Effort lay in us
before religions
at pond bottom
All things move toward
the light
except those
that freely work down
to oceans’ black depths
In us an impulse tests
the unknown
—Lorine Niedecker, from “Paean to Place”
(Click on the link and read the whole poem, with correct formatting. Seriously, I keep losing the formatting when I type it in here and it is wounding my poet soul.)
***
When we discussed changing the name of our blog to “Dowsing for Divinity,” that word “dowsing” resonated for all of us immediately. As Christine put it,
When the three of us started brainstorming a new name together, once someone tossed out the word “dowsing,” we kept circling back to it.
And Yvonne added,
…we kept coming back to dowsing imagery, with its connotations of looking for hidden currents, connections with the unseen, hidden waters, and hidden patterns.
Tonight, I keep coming back to the physical feel of the dowsing stick, held loosely in the hands, and how it tugs the attention…I’m arrested by the simple motion. Downward. We are dowsing, and that means we seek to be pulled, downward.
The opposite of light is dark…but another opposite, in our language, is heavy.
In Wallace Stevens’s poem “Sunday Morning,” he ends with an image of birds at sunset, flocking “Downward to darkness on extended wings.” Darkness brings a sense of release, of letting go, of drift, the ceasing of struggle…eventually: death. There is a falling and fallen quality to endarkenment. We sigh, and let our guard and our defenses down. We can loosen the ties of the day. We can be a little more vulnerable.
But the wisdom of the dowsing stick isn’t a relaxing and drifting and letting go. Stay out here long enough in the dark, and there comes a time when we feel the tug in our gut, the impulse to nose our way down a little further into the murk.
Something in us wants to descend.
“In us an impulse tests/ the unknown” Niedecker writes. Moving our awareness down into the body takes us to the soft messy areas: to gut, to sex, to the muscled thighs. Our largest muscle groups. Our deepest instincts. To all that stuff we want to pretend we’re above. Camille Maureen, in Meditation Secrets for Women, agrees and builds on the idea:
“There are times…when the call downward is a transformative journey, a summons to the depths of the soul. People tend to think of spirituality as rising upward into the sky. In the traditional (male) teachings, enlightenment is often described as a flight from the lower centers of the body, the instinctive and sexual places, to the upper centers in the head and then out. …Everyone fears this descent, this sinking down. Yet sinking down connects us with the earth, with our personal ground, with our foundation.”
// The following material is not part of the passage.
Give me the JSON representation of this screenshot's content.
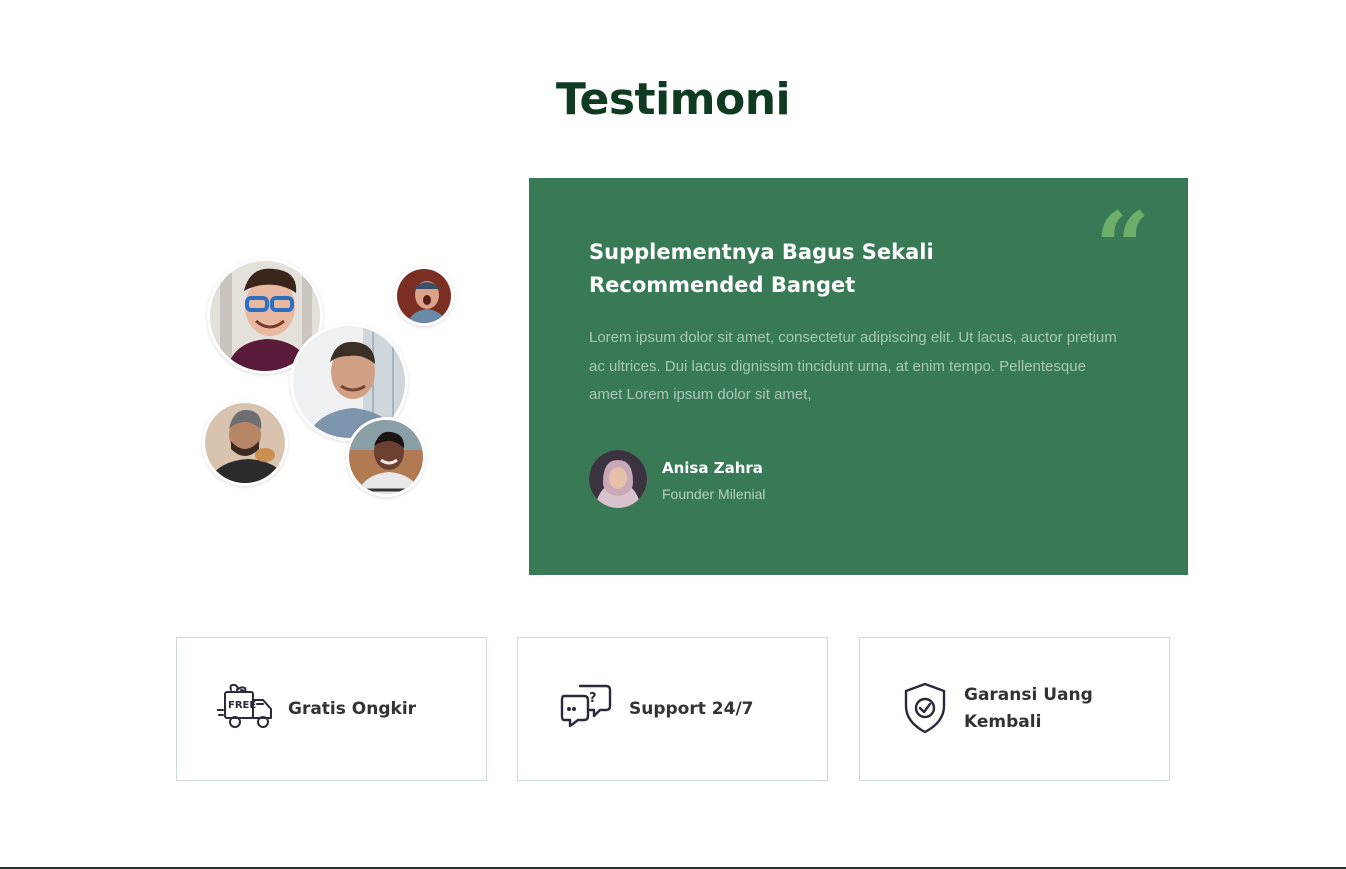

There are many journeys we’re called on, through our lives. The concept of “enlightenment” (and the hero’s story) encourage us to venture “up and out”…might it also be true that there are times to adventure down and in? The concept of endarkenment takes us not only into the dark but also down, towards (and into) the body, and the earth.
The rhubarb pushes its nubbly red thumbs up through the leaf litter. Lawns turn squishy with melt, worms once again emerge. There’s water everywhere suddenly, and with it, the muck of life, stirring, down at the roots.